When the draft Guideline E-4 is viewed in its entirety, OSFI’s initial views regarding the role of chief agent and record keeping requirements have not changed in any material respect. None of OSFI’s proposed revisions to the draft Guideline E-4 are particularly surprising. Branches should, however, begin reviewing their Branch management processes to ensure that there are appropriate controls, policies and procedures in place for the effective identification and monitoring of risk within the Branch by Branch management. Branch management has to be adequately informed of Branch operations and available to address any concerns of OSFI and communicate with OSFI representatives, when required. While further clarity is required, we expect that most Branches already have the appropriate controls, policies and procedures in place to comply with the draft Guideline E-4 when considering each Branch’s nature, scope, complexity and risk profile.

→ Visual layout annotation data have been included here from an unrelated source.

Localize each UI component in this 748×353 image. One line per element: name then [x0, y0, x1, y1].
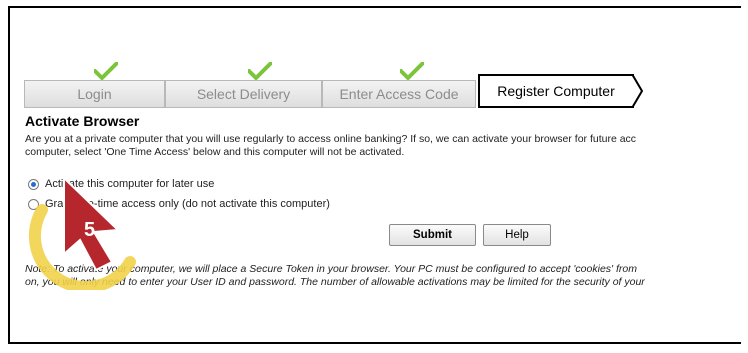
help-button[interactable]: Help	[483, 224, 551, 246]
submit-button[interactable]: Submit	[389, 224, 476, 246]
step-register-computer: Register Computer	[478, 74, 634, 108]
step-label: Enter Access Code	[339, 86, 459, 102]
checkmark-icon	[94, 62, 118, 80]
callout-number: 5	[84, 219, 95, 241]
section-title: Activate Browser	[25, 113, 140, 129]
checkmark-icon	[400, 62, 424, 80]
step-select-delivery: Select Delivery	[165, 80, 322, 108]
callout-highlight: 5	[28, 175, 136, 290]
step-arrow-icon	[632, 74, 644, 108]
section-description: Are you at a private computer that you w…	[25, 133, 748, 159]
description-line: computer, select 'One Time Access' below…	[25, 146, 405, 158]
description-line: Are you at a private computer that you w…	[25, 133, 637, 145]
checkmark-icon	[248, 62, 272, 80]
step-label: Select Delivery	[196, 86, 291, 102]
step-enter-access-code: Enter Access Code	[322, 80, 476, 108]
step-login: Login	[24, 80, 165, 108]
step-label: Register Computer	[497, 83, 615, 99]
step-label: Login	[77, 86, 112, 102]
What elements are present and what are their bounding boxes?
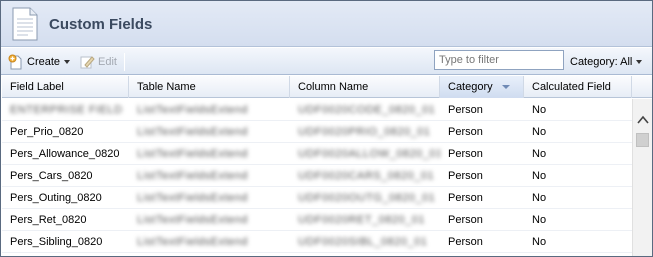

In addition, we expect that Branches will require more detail regarding OSFI’s expectations set out in the draft Guideline E-4 including the following: (i) who is to be considered a member of Branch management and what is each member’s roles and responsibilities; (ii) are there specific governance procedures and controls required of Branch management; (iii) what the obligations of the Branch are under Guideline B-10 when outsourcing arrangements to a foreign entity’s home office; (iv) what types of data processing or retention of records delegation will be accepted by OSFI; (v) whether OSFI will permit cloud computing services for the retention of records; and (vi) where servers may be located.
OSFI has invited comments to be submitted on the proposed draft Guideline E-4 by email at email@example.com by December 18, 2020. We would encourage Branches to provide submissions to OSFI about how the revised Guideline E-4 will affect their respective businesses in Canada. We would be pleased to assist with any submissions on your behalf to OSFI. OSFI expects to issue the final guidance in spring 2021, along with a non-attributed summary of comments received and OSFI’s response.